Lorenzo remarks, “It surprises me how many young people come to Cifonelli asking for these two items.” The former is a 2.0 version of the traditional double-breasted jacket, which Massimo loved, but viewed as overly structured and constricting. To open it up, he created a deeper lapel that overlaps toward the bottom hem and closes with a single button. There are six classic buttons on the front, but only one of them is functioning (along with a hidden button inside). The rest are just for show. Thus, the 6×1. Buyers can customize the style to suit their whim. One version of this jacket, cut from Japanese cotton jersey, has been baptized “Spy”. The soft material has a sporty appearance, and Massimo and Lorenzo envision the wearer as someone who cycles to the office wearing the suit and a pair of sneakers, then transforms at work by slipping on a pair of dress shoes and a tie.
The waistcoat is another double-breasted article of clothing currently enjoying a comeback, and one that Cifonelli has tweaked to make their own by pairing it with their emblematic one-button jacket. (There is even the Cifonelli Canadienne, a one-button sport coat with slanted chest pockets, inspired by Canadian hunting jackets.)
The future of Cifonelli is now—the destiny of the brand is in the hands and on the minds of its current proprietors.

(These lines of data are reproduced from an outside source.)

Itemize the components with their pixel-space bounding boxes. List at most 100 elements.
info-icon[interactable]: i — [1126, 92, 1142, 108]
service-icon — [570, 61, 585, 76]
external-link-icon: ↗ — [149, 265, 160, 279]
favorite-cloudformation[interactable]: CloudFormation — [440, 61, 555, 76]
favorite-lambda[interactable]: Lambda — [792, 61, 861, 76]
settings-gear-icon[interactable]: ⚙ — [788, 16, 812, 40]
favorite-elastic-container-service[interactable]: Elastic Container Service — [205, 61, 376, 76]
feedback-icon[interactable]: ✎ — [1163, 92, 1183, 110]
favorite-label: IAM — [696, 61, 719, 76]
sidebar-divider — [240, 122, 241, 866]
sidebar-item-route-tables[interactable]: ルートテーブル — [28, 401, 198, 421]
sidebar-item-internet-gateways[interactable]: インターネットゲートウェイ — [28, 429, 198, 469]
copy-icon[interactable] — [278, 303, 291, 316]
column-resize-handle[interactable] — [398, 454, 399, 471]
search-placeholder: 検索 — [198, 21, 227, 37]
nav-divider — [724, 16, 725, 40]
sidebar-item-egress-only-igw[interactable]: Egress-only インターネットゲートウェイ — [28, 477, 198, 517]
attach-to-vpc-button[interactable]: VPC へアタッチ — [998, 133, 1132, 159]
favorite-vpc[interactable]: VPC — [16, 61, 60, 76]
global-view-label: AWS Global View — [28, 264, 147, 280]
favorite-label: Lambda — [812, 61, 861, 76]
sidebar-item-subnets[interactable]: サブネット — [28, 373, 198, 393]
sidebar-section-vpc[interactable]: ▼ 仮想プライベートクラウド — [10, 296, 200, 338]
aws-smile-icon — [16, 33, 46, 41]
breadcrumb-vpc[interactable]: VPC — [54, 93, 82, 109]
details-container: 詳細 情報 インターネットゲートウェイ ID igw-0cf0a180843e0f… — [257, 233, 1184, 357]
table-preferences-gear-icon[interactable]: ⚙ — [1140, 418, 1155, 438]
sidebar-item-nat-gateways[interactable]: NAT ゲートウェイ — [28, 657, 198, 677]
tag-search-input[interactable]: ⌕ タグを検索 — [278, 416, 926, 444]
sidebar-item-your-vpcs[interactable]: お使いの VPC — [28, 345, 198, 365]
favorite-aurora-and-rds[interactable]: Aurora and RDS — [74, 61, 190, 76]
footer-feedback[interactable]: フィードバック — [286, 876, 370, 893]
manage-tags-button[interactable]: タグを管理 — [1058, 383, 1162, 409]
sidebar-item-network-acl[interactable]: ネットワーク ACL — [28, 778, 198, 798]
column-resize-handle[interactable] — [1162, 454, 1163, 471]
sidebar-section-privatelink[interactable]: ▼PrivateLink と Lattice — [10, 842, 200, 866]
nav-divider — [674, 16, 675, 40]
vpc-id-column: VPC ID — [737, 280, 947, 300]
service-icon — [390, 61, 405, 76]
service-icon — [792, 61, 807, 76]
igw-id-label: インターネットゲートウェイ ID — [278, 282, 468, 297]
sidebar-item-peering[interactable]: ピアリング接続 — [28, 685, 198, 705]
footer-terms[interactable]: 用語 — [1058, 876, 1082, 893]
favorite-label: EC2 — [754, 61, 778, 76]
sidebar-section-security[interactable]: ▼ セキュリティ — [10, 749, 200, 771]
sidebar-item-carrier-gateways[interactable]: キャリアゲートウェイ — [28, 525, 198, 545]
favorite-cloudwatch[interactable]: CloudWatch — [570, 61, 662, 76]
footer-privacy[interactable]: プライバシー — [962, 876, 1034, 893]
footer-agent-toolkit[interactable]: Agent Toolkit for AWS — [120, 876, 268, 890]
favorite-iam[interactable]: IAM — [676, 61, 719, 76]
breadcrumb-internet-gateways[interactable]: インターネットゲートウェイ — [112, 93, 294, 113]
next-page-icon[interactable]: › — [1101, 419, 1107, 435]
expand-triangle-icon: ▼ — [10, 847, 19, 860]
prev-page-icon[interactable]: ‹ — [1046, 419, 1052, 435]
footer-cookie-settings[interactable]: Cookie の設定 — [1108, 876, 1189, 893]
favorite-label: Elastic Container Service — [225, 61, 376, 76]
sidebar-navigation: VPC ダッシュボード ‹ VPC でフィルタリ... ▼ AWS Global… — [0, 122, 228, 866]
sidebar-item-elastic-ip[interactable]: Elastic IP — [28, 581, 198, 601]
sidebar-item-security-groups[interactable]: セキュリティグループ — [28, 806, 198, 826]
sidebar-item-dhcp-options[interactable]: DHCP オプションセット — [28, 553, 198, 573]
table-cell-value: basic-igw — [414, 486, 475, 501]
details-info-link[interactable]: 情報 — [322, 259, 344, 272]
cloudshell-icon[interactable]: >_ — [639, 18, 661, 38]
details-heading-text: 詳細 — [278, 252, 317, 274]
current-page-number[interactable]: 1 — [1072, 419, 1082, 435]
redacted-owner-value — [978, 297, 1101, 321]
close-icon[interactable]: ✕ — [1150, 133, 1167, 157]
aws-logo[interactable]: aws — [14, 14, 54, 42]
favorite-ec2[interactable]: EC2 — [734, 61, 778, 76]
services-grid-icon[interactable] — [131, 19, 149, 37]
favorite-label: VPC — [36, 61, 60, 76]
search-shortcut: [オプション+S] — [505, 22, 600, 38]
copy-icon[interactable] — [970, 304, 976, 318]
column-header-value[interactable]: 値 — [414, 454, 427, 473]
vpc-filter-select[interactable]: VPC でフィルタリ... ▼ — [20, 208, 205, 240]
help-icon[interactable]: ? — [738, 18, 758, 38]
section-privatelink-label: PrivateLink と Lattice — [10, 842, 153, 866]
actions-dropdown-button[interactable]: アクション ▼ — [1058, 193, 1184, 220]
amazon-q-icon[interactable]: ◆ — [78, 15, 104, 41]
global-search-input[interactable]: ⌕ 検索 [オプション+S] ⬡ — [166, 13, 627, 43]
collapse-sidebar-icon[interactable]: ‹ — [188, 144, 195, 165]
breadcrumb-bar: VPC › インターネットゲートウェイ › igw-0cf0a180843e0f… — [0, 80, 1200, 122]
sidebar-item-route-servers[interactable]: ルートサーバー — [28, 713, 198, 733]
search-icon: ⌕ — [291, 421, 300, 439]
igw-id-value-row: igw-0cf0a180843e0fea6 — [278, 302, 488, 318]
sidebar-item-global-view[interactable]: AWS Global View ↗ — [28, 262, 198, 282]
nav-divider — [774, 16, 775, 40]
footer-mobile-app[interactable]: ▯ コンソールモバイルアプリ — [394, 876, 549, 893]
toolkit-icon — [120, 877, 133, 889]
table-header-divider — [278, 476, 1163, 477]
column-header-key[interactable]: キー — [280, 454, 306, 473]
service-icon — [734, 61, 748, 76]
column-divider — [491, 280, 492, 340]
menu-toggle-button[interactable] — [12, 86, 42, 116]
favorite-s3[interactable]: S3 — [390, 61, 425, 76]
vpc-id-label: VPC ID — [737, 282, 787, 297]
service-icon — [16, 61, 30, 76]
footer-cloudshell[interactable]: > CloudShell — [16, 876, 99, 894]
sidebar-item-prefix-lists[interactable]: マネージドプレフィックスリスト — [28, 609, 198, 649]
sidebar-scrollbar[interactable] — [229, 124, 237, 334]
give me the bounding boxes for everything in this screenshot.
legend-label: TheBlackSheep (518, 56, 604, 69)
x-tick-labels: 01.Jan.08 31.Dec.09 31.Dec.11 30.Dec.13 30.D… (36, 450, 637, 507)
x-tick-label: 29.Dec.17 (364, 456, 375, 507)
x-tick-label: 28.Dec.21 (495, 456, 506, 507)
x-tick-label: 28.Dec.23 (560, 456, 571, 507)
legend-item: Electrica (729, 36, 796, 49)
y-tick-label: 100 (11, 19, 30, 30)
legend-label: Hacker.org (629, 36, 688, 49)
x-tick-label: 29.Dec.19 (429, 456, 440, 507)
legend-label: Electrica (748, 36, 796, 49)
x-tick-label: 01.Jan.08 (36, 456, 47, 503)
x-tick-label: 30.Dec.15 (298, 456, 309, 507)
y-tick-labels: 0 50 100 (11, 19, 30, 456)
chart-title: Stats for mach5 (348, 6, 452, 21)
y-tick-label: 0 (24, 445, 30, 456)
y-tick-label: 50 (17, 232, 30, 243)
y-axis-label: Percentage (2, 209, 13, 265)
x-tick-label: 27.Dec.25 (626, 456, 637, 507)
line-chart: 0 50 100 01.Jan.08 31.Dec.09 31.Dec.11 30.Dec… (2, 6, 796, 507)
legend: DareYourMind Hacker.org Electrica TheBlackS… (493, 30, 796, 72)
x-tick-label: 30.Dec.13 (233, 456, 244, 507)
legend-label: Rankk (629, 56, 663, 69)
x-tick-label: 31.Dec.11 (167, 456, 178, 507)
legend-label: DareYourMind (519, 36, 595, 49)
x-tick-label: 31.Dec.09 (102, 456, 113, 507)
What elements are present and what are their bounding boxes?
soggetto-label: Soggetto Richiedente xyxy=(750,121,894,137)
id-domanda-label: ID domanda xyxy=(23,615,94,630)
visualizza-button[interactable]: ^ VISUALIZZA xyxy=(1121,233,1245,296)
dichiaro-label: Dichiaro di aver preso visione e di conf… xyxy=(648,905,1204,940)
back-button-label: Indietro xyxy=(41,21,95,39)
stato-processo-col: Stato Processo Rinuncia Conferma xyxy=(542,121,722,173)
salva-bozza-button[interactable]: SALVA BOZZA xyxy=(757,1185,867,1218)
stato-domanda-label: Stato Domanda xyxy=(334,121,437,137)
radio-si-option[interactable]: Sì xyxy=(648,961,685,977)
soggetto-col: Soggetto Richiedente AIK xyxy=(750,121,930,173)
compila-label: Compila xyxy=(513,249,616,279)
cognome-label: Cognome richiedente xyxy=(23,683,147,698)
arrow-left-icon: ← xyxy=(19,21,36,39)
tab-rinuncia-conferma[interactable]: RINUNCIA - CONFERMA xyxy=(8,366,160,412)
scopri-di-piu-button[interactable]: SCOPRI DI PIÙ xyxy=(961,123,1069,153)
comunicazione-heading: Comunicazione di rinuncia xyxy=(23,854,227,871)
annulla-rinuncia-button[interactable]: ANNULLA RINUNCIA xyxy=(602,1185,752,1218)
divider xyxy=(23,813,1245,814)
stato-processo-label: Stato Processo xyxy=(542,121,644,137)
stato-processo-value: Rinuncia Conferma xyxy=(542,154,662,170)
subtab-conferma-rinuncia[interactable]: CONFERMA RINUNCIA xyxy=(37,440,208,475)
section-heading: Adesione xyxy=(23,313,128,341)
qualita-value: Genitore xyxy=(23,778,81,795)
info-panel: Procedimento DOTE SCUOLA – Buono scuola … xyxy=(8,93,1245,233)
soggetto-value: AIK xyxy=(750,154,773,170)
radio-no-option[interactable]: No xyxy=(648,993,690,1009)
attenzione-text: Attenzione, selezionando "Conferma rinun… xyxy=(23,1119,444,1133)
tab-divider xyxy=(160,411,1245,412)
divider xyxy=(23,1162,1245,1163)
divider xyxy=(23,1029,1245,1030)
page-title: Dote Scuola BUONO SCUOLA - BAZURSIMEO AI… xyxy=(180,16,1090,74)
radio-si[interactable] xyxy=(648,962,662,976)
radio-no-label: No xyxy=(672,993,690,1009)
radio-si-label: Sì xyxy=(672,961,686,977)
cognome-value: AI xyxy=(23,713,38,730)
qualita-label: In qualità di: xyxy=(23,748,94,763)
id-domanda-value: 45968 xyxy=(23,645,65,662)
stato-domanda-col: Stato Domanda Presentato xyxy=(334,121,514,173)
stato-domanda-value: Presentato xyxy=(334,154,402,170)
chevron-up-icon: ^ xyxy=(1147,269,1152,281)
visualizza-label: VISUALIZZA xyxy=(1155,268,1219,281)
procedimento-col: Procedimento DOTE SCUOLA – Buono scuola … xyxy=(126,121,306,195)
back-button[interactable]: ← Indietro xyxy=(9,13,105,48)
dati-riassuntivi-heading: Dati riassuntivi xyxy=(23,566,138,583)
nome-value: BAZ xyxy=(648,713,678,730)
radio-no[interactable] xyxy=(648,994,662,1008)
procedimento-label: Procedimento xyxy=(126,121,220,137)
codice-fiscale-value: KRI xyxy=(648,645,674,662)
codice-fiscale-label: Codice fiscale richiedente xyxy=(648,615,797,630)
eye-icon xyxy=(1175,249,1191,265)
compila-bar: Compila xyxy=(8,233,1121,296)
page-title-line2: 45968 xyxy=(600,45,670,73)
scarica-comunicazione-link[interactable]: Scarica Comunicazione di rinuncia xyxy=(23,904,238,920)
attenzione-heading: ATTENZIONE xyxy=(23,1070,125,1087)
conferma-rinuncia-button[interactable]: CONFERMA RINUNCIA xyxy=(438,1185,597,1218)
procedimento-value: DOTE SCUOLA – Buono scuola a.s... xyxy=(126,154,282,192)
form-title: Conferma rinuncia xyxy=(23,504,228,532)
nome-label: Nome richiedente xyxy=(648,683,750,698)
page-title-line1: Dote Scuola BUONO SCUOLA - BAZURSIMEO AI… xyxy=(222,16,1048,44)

La relève, or “the successors”, is an issue that hangs above their heads. “Yes, it’s a problem,” Lorenzo admits, caressing his beard once again as if feeling his age. “There are always young people in training. We have to anticipate what will happen in three or four years. You can’t let it pass you by, because there will be people retiring. You can’t just say, ‘We’ll see what will happen.’ ”
Finally, when it boils down to the Cifonelli passing of the torch, or rather the scissors, the conversation turns to Massimo’s 10-year-old son, Vittorio. “I won’t put pressure. If I see he has an interest, then I will help him,” says the modern dad. Granted, a woman could very well become Cifonelli’s fifth-generation master tailor; Vittorio has an older sister, Chiara. Lorenzo, who has two daughters, emphasizes the reality of being a master tailor (male or female): “This profession requires passion and talent, the talent of being hardworking.”
Like father, like son, like daughter? While the Cifonelli empire slowly blossoms before our eyes, the question of lineage remains. But whatever and whenever a change occurs for La Maison Cifonelli, we can be sure of two things. First, the Cifonellis will be dressed to the nines and, second, the world will take notice.